World Health Organization (WHO) guidelines recommend dolutegravir plus two nucleoside reverse transcriptase inhibitors (NRTIs) for second-line HIV therapy, with NRTI switching from first-line tenofovir to zidovudine. In The Lancet HIV, Paton et al (2022) report the 96-week data of the randomised, noninferiority NADIA trial comparing dolutegravir vs ritonavir-boosted darunavir (800mg of darunavir plus 100mg of ritonavir) and zidovudine vs tenofovir in second-line ART.
The study was designed to be relevant to the settings in which treatment is delivered and was done at seven sites in Kenya, Uganda, and Zimbabwe.
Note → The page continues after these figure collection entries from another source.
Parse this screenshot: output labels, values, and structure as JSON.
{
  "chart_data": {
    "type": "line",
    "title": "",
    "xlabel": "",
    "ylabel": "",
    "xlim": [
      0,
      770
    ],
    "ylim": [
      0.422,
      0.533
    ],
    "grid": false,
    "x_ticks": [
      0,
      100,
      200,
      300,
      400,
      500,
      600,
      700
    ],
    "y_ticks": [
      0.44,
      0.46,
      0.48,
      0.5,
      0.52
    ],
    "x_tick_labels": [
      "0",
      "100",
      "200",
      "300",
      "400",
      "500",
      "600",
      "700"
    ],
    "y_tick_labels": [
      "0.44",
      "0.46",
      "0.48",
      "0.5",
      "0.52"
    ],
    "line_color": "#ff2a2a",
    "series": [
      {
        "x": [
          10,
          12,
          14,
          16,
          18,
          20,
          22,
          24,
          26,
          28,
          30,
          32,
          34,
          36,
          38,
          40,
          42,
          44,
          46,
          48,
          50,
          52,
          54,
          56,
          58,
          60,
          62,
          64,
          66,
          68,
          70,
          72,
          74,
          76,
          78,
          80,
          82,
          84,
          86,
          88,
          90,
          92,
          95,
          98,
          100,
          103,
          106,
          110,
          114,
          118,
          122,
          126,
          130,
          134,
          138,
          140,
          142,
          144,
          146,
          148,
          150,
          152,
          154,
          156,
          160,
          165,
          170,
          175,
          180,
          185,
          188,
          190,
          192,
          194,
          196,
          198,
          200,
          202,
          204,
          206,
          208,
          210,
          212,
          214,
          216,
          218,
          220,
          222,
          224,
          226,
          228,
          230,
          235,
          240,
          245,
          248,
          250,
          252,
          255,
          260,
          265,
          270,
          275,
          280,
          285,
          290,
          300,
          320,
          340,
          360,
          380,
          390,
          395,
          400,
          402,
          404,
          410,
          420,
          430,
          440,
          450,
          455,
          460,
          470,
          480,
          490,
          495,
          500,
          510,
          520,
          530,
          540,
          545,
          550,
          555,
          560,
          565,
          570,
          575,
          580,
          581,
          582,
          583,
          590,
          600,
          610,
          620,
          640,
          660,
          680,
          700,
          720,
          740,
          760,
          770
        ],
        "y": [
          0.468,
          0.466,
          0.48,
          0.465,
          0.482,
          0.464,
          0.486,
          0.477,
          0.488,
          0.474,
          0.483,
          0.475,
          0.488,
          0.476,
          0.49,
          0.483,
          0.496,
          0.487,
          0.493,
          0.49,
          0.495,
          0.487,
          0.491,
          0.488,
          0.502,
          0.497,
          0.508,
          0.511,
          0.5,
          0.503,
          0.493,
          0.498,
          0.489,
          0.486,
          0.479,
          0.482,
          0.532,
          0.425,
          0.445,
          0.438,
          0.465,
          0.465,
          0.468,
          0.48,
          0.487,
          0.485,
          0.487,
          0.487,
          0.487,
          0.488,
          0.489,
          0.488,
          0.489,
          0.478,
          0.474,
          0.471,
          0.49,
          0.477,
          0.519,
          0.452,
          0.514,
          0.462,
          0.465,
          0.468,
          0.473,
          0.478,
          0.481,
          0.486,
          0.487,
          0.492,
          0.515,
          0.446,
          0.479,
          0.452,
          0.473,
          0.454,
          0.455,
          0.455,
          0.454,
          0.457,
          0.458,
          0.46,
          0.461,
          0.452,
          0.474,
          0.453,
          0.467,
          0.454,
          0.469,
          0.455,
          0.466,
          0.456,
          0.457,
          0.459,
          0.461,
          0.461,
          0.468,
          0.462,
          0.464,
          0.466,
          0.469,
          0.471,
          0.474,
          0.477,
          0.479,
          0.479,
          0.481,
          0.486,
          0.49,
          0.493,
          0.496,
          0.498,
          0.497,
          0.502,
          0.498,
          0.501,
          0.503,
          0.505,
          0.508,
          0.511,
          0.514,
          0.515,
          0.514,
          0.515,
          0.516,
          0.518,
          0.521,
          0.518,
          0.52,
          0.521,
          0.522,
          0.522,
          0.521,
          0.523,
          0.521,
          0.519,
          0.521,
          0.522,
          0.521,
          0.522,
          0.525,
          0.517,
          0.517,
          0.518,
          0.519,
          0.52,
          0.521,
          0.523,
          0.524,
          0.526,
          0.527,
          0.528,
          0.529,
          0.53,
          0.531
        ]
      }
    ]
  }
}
The researchers randomly assigned patients where first-line therapy was failing (HIV-1 viral load, ≥1000 copies per millilitre) to receive dolutegravir or ritonavir-boosted darunavir and to receive tenofovir or zidovudine. All patients received lamivudine.
The researchers enrolled 464 patients at seven sub-Saharan African sites. A week 48 viral load of less than 400 copies per millilitre was observed in 90.2% of the patients in the dolutegravir group and in 91.7% of those in the darunavir group and in 89.6% of those in the zidovudine group. In the subgroup of patients with no NRTIs that were predicted to have activity, a viral load of less than 400 copies per millilitre was observed in more than 90% of the patients in the dolutegravir group and the darunavir group. The incidence of adverse events did not differ substantially between the groups in either factorial comparison.
FINDINGS
Dolutegravir-based and darunavir-based regimens maintain good viral suppression during 96 weeks. Dolutegravir is non-inferior to darunavir but is at greater risk of resistance in second-line therapy.
Tenofovir should be continued in second-line therapy, rather than being switched to zidovudine. The 96-week results of theNADIA trial, taken together with results of two other trials, now provide sufficient evidence to support WHO’s existing recommendation to use dolutegravir with two NRTIs in second-line therapy in the public health approach, and show that this combination will produce durable viral suppression, even when substantial NRTI resistance is present and when delivered with sparse viral load monitoring.
“Darunavir therefore merits an expanded role in the public health approach as a preferred protease inhibitor; its high genetic barrier to resistance also confers a possible advantage over dolutegravir. WHO’s longstanding recommendation to switch from tenofovir to zidovudine for second-line therapy in the public health approach should be revised to recommend maintaining tenofovir (and lamivudine) when introducing a new third drug (either dolutegravir or darunavir),” the researches commented.
REFERENCES:
Llibre J. Game-changing study of second-line HIV treatment. Lancet HIV 2022. Published Online April 20, 2022. https://doi.org/10.1016/S2352-3018(22)00096-0.
Paton N et al. Efficacy and safety of dolutegravir or darunavir in combination with lamivudine plus either zidovudine or tenofovir for second-line treatment of HIV infection (NADIA): week 96 results from a prospective, multicentre, open-label, factorial, randomised, non-inferiority trial. 2022 Lancet HIV. DOI:https://doi.org/10.1016/S2352-3018(22)00092-3.
Paton N et al. Dolutegravir or Darunavir in Combination with Zidovudine or Tenofovir to Treat HIV. N Engl J Med 2021; 385:330-341. DOI: 10.1056/NEJMoa2101609.